OLG Frankfurt – Az.: 17 W 17/22 – Beschluss vom 08.09.2022

Die sofortige Beschwerde wird zurückgewiesen.

Die Antragstellerin hat die Kosten des Beschwerdeverfahrens zu tragen.

Eine Kostenerstattung erfolgt nicht.

Gründe

I.

Die Antragstellerin beabsichtigt, mit der Klage materiellen und immateriellen Schadensersatz gegen die Antragsgegnerin geltend zu machen. Das Landgericht hat der Antragstellerin mit der angefochtenen Entscheidung die Bewilligung von Prozesskostenhilfe versagt, weil die Rechtsverfolgung keine Aussicht auf Erfolg biete. Hiergegen wendet sich das Rechtsmittel.

Die Antragstellerin hat behauptet, sie sei am 5. Februar 2021, gegen 18:00, nach dem Verlassen der Wohnung der Antragsgegnerin auf dem Steinweg, der parallel zu der angrenzenden und von der Antragstellerin gemieteten Garage entlang des Hauses der Antragsgegnerin verläuft und der über eine offene Tür von der Garage aus erreichbar ist (Skizze, Bl. 76 d. A.), auf der mit Bodenfliesen versehenen Fläche des nassen Weges (Lichtbilder, Bl. 95-97 d. A.) bei Dunkelheit und ohne dass der Weg beleuchtet worden wäre, gestürzt und habe sich dabei eine Scham-, Sitz- und Kreuzbeinfraktur zugezogen, die operativ habe versorgt werden müssen, was zu erheblichen körperlichen Beeinträchtigungen geführt habe, so dass ein Schmerzensgeld von mindestens 20.000,00 Euro gerechtfertigt sei. Darüber hinaus seien ihr Verdienstausfall, ein Haushaltsführungsschaden und weitere materielle Aufwendungen entstanden.

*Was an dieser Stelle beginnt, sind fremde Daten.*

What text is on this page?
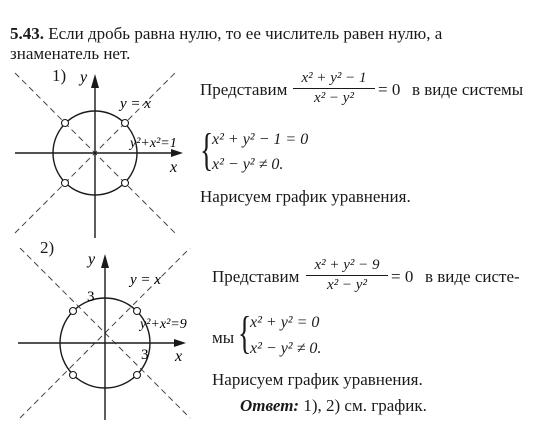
5.43. Если дробь равна нулю, то ее числитель равен нулю, а
знаменатель нет.
1) y
x
y = x
y²+x²=1
Представим
x² + y² − 1
x² − y²	= 0 в виде системы
{
x² + y² − 1 = 0
x² − y² ≠ 0.
Нарисуем график уравнения.
2)
y
x
y = x
y²+x²=9
3
3
Представим
x² + y² − 9
x² − y²	= 0 в виде систе-
мы {
x² + y² = 0
x² − y² ≠ 0.
Нарисуем график уравнения.
Ответ: 1), 2) см. график.
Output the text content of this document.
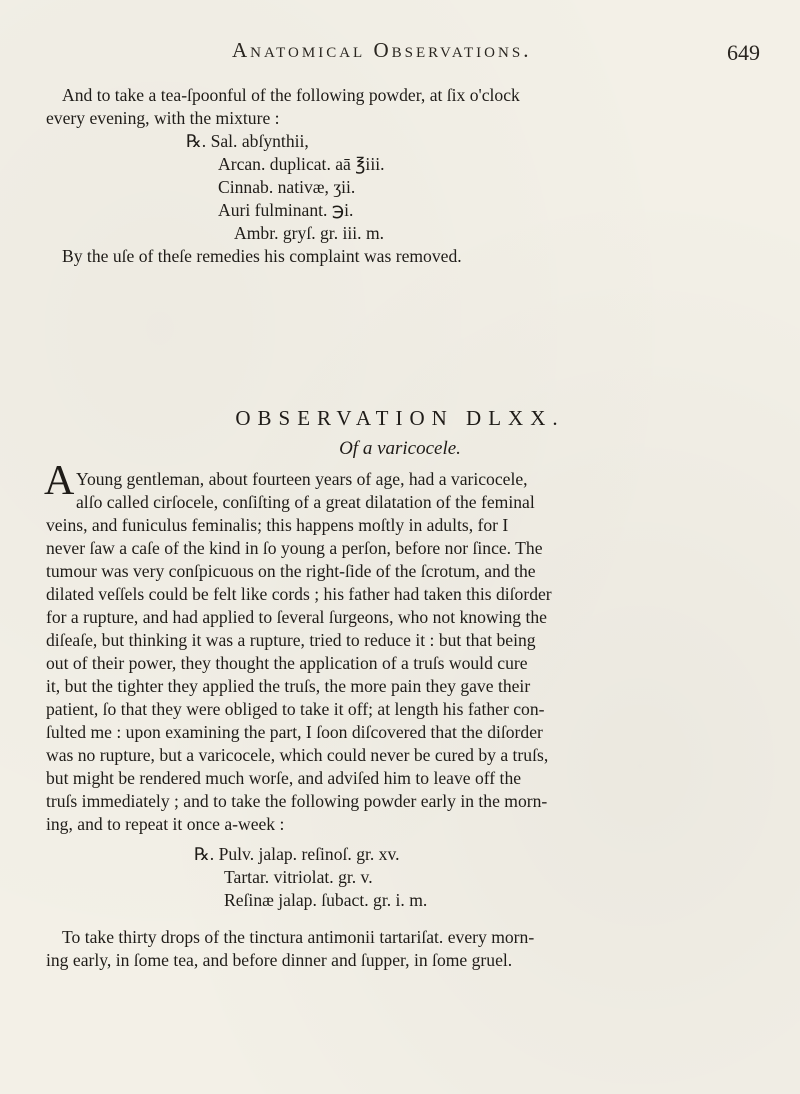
Anatomical Observations.	649
And to take a tea-ſpoonful of the following powder, at ſix o'clock
every evening, with the mixture :
℞. Sal. abſynthii,
Arcan. duplicat. aā ℥iii.
Cinnab. nativæ, ʒii.
Auri fulminant. ℈i.
Ambr. gryſ. gr. iii. m.
By the uſe of theſe remedies his complaint was removed.
OBSERVATION DLXX.
Of a varicocele.
A Young gentleman, about fourteen years of age, had a varicocele,
alſo called cirſocele, conſiſting of a great dilatation of the feminal
veins, and funiculus feminalis; this happens moſtly in adults, for I
never ſaw a caſe of the kind in ſo young a perſon, before nor ſince. The
tumour was very conſpicuous on the right-ſide of the ſcrotum, and the
dilated veſſels could be felt like cords ; his father had taken this diſorder
for a rupture, and had applied to ſeveral ſurgeons, who not knowing the
diſeaſe, but thinking it was a rupture, tried to reduce it : but that being
out of their power, they thought the application of a truſs would cure
it, but the tighter they applied the truſs, the more pain they gave their
patient, ſo that they were obliged to take it off; at length his father con-
ſulted me : upon examining the part, I ſoon diſcovered that the diſorder
was no rupture, but a varicocele, which could never be cured by a truſs,
but might be rendered much worſe, and adviſed him to leave off the
truſs immediately ; and to take the following powder early in the morn-
ing, and to repeat it once a-week :
℞. Pulv. jalap. reſinoſ. gr. xv.
Tartar. vitriolat. gr. v.
Reſinæ jalap. ſubact. gr. i. m.
To take thirty drops of the tinctura antimonii tartariſat. every morn-
ing early, in ſome tea, and before dinner and ſupper, in ſome gruel.
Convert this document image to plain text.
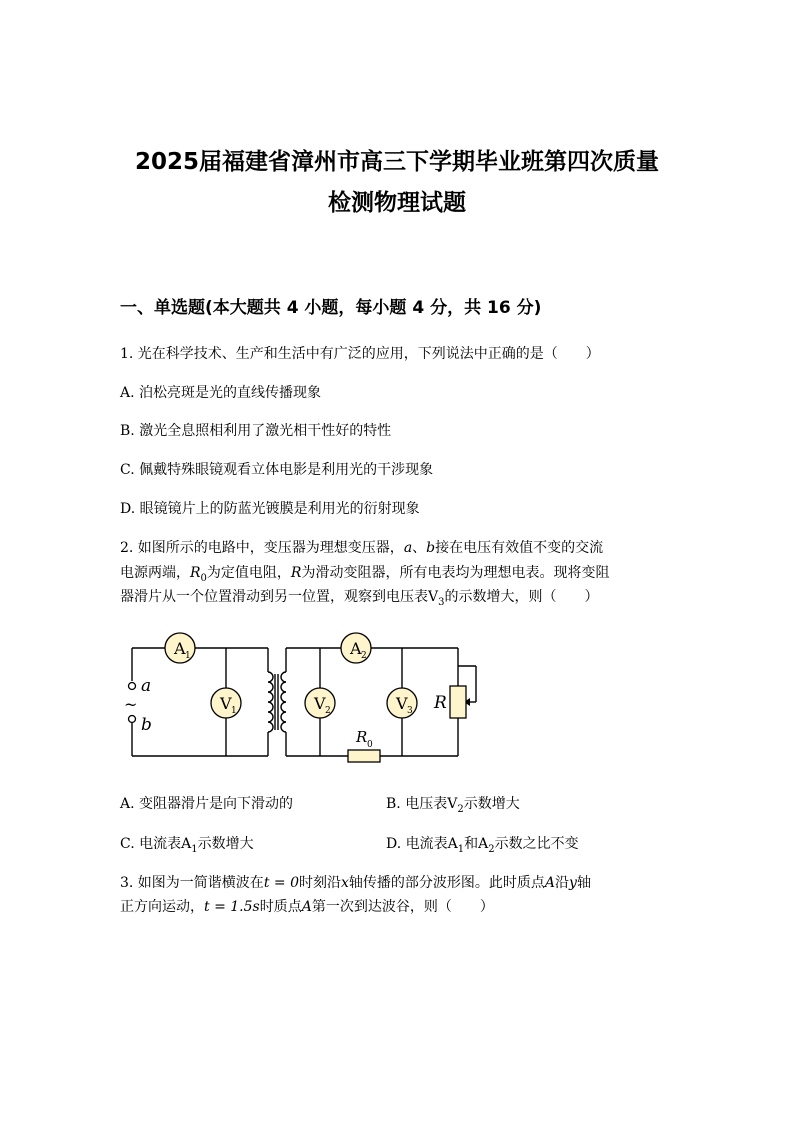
2025届福建省漳州市高三下学期毕业班第四次质量
检测物理试题
一、单选题(本大题共 4 小题，每小题 4 分，共 16 分)
1. 光在科学技术、生产和生活中有广泛的应用，下列说法中正确的是（　　）
A. 泊松亮斑是光的直线传播现象
B. 激光全息照相利用了激光相干性好的特性
C. 佩戴特殊眼镜观看立体电影是利用光的干涉现象
D. 眼镜镜片上的防蓝光镀膜是利用光的衍射现象
2. 如图所示的电路中，变压器为理想变压器，a、b接在电压有效值不变的交流
电源两端，$R_0$为定值电阻，R为滑动变阻器，所有电表均为理想电表。现将变阻
器滑片从一个位置滑动到另一位置，观察到电压表$V_3$的示数增大，则（　　）
A 1	A 2
V 1	V 2	V 3
a
b
~	R
R 0
A. 变阻器滑片是向下滑动的	B. 电压表$V_2$示数增大
C. 电流表$A_1$示数增大	D. 电流表$A_1$和$A_2$示数之比不变
3. 如图为一简谐横波在t = 0时刻沿x轴传播的部分波形图。此时质点A沿y轴
正方向运动，t = 1.5s时质点A第一次到达波谷，则（　　）
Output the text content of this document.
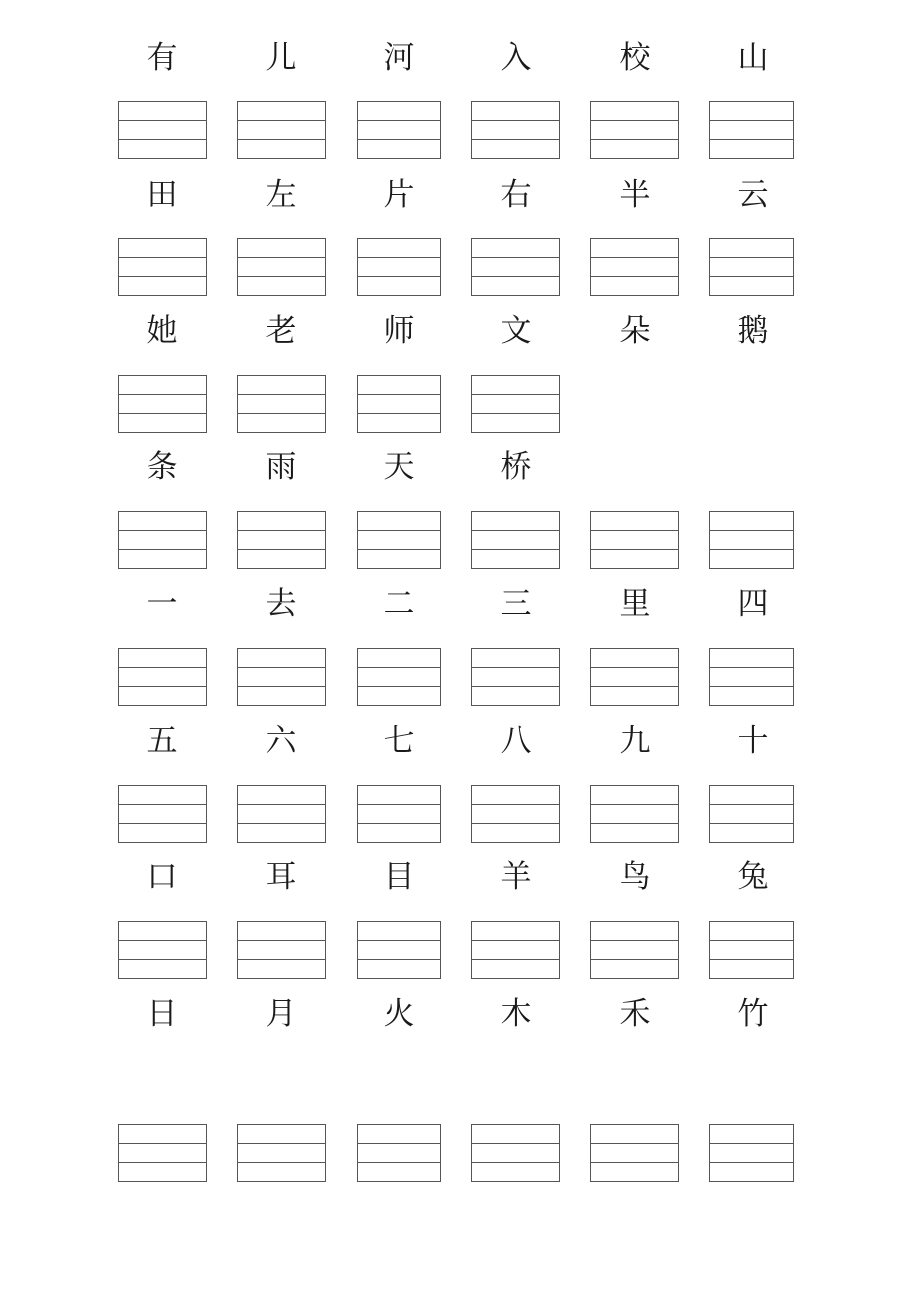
有	儿	河	入	校	山
田	左	片	右	半	云
她	老	师	文	朵	鹅
条	雨	天	桥
一	去	二	三	里	四
五	六	七	八	九	十
口	耳	目	羊	鸟	兔
日	月	火	木	禾	竹
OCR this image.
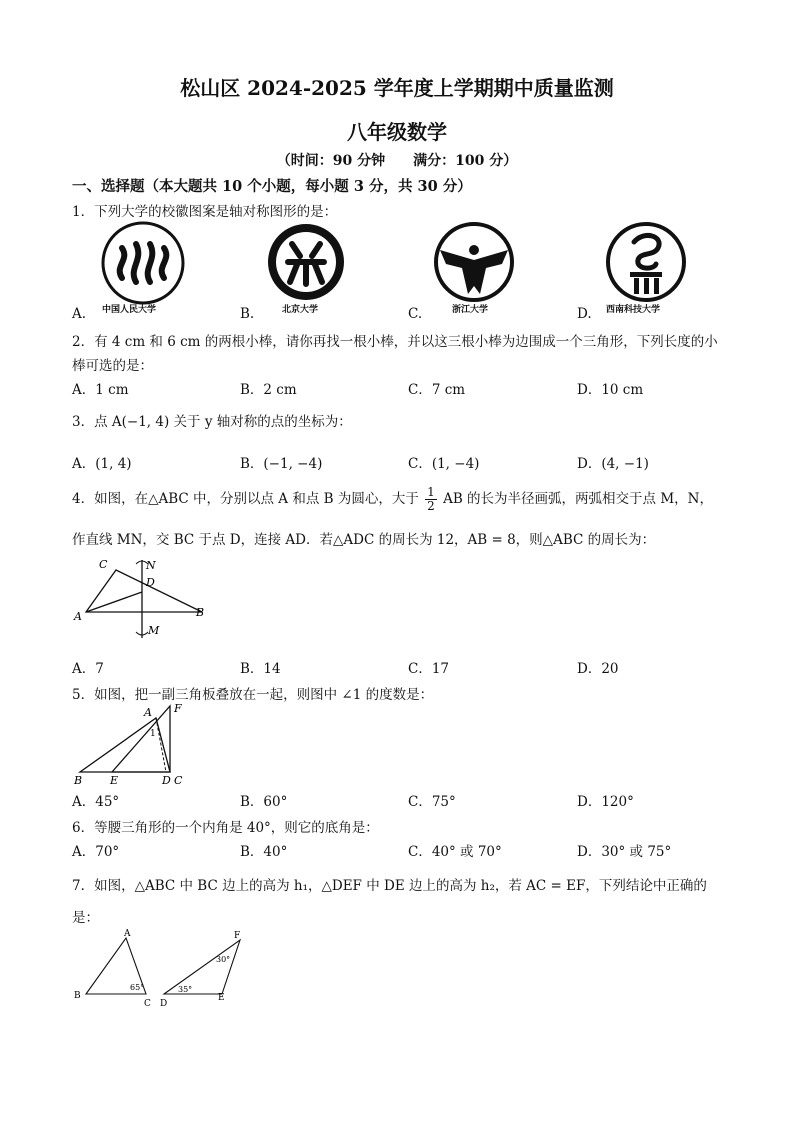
松山区 2024-2025 学年度上学期期中质量监测
八年级数学
（时间：90 分钟　　满分：100 分）
一、选择题（本大题共 10 个小题，每小题 3 分，共 30 分）
1．下列大学的校徽图案是轴对称图形的是：
A. 中国人民大学	B.	北京大学	C.	浙江大学	D. 西南科技大学
2．有 4 cm 和 6 cm 的两根小棒，请你再找一根小棒，并以这三根小棒为边围成一个三角形，下列长度的小
棒可选的是：
A．1 cm	B．2 cm	C．7 cm	D．10 cm
3．点 A(−1, 4) 关于 y 轴对称的点的坐标为：
A．(1, 4)	B．(−1, −4)	C．(1, −4)	D．(4, −1)
4．如图，在△ABC 中，分别以点 A 和点 B 为圆心，大于 $\frac{1}{2}$ AB 的长为半径画弧，两弧相交于点 M，N，
作直线 MN，交 BC 于点 D，连接 AD．若△ADC 的周长为 12，AB = 8，则△ABC 的周长为：
C	N
D
A	B
M
A．7	B．14	C．17	D．20
5．如图，把一副三角板叠放在一起，则图中 ∠1 的度数是：
A F
1
B	E	D C
A．45°	B．60°	C．75°	D．120°
6．等腰三角形的一个内角是 40°，则它的底角是：
A．70°	B．40°	C．40° 或 70°	D．30° 或 75°
7．如图，△ABC 中 BC 边上的高为 h₁，△DEF 中 DE 边上的高为 h₂，若 AC = EF，下列结论中正确的
是：
A
B
C
65°
D
E
F
30°
35°
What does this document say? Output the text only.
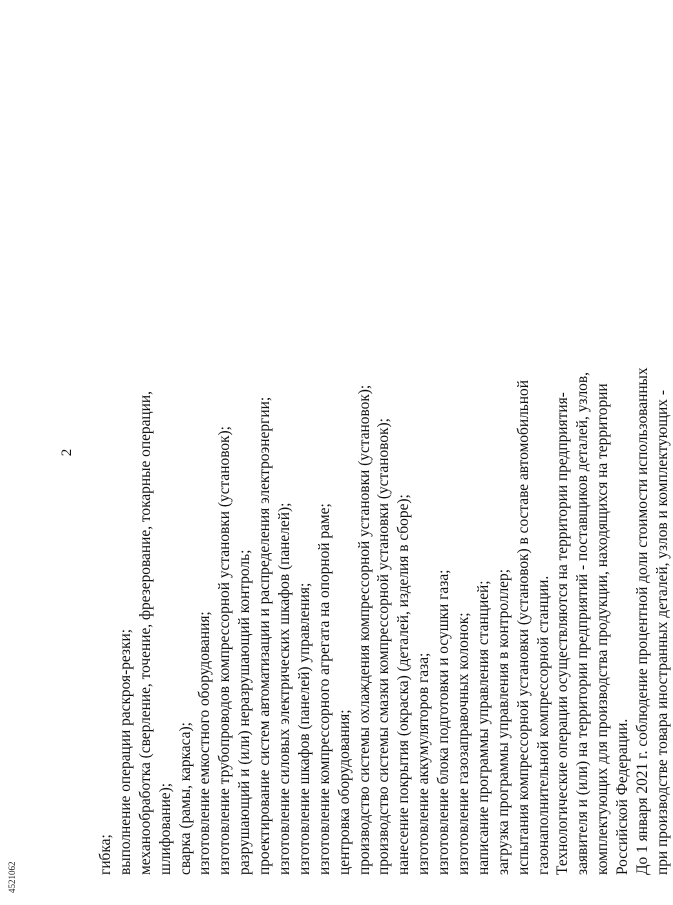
2
гибка; выполнение операции раскроя-резки; механообработка (сверление, точение, фрезерование, токарные операции, шлифование); сварка (рамы, каркаса); изготовление емкостного оборудования; изготовление трубопроводов компрессорной установки (установок); разрушающий и (или) неразрушающий контроль; проектирование систем автоматизации и распределения электроэнергии; изготовление силовых электрических шкафов (панелей); изготовление шкафов (панелей) управления; изготовление компрессорного агрегата на опорной раме; центровка оборудования; производство системы охлаждения компрессорной установки (установок); производство системы смазки компрессорной установки (установок); нанесение покрытия (окраска) (деталей, изделия в сборе); изготовление аккумуляторов газа; изготовление блока подготовки и осушки газа; изготовление газозаправочных колонок; написание программы управления станцией; загрузка программы управления в контроллер; испытания компрессорной установки (установок) в составе автомобильной газонаполнительной компрессорной станции. Технологические операции осуществляются на территории предприятия- заявителя и (или) на территории предприятий - поставщиков деталей, узлов, комплектующих для производства продукции, находящихся на территории Российской Федерации. До 1 января 2021 г. соблюдение процентной доли стоимости использованных при производстве товара иностранных деталей, узлов и комплектующих -
4521062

Sie habe sich 5. Februar 2021 auf Bitten der Pflegekraft der Antragsgegnerin bereit bei Dunkelheit aus der Garage über den Steinweg und über die Terrasse in deren Wohnung begeben, weil die Antragsgegnerin mit ihr habe reden wollen. Der Weg werde von Pflegekräften und Angehörigen der Antragsgegnerin benutzt, sie habe ihn zwar gekannt, diesen aber zuvor noch nicht genutzt. Die Straßenlaterne habe den Steinweg nicht ausgeleuchtet. Der von ihr benutzte Weg sei mit Blättern, Ästen und Moos bedeckt und regennass und schmierig gewesen. Diesen Weg habe sie nach Verlassen der Wohnung der Antragstellerin dann erneut genutzt. Dabei sei es beim Belaufen des gefliesten Teils des Wegs zu dem Sturz gekommen. Die Antragstellerin hat gemeint, aus diesen Umständen eine Verkehrssicherungspflicht der Antragsgegnerin ableiten zu können, wonach diese verpflichtet gewesen sei, den Weg so zu unterhalten, dass er ohne Sturzgefahr habe genutzt werden können.

Das Landgericht hat mit der angefochtenen Entscheidung die Bewilligung von Prozesskostenhilfe versagt, weil die Rechtsverfolgung keine Aussicht auf Erfolg biete.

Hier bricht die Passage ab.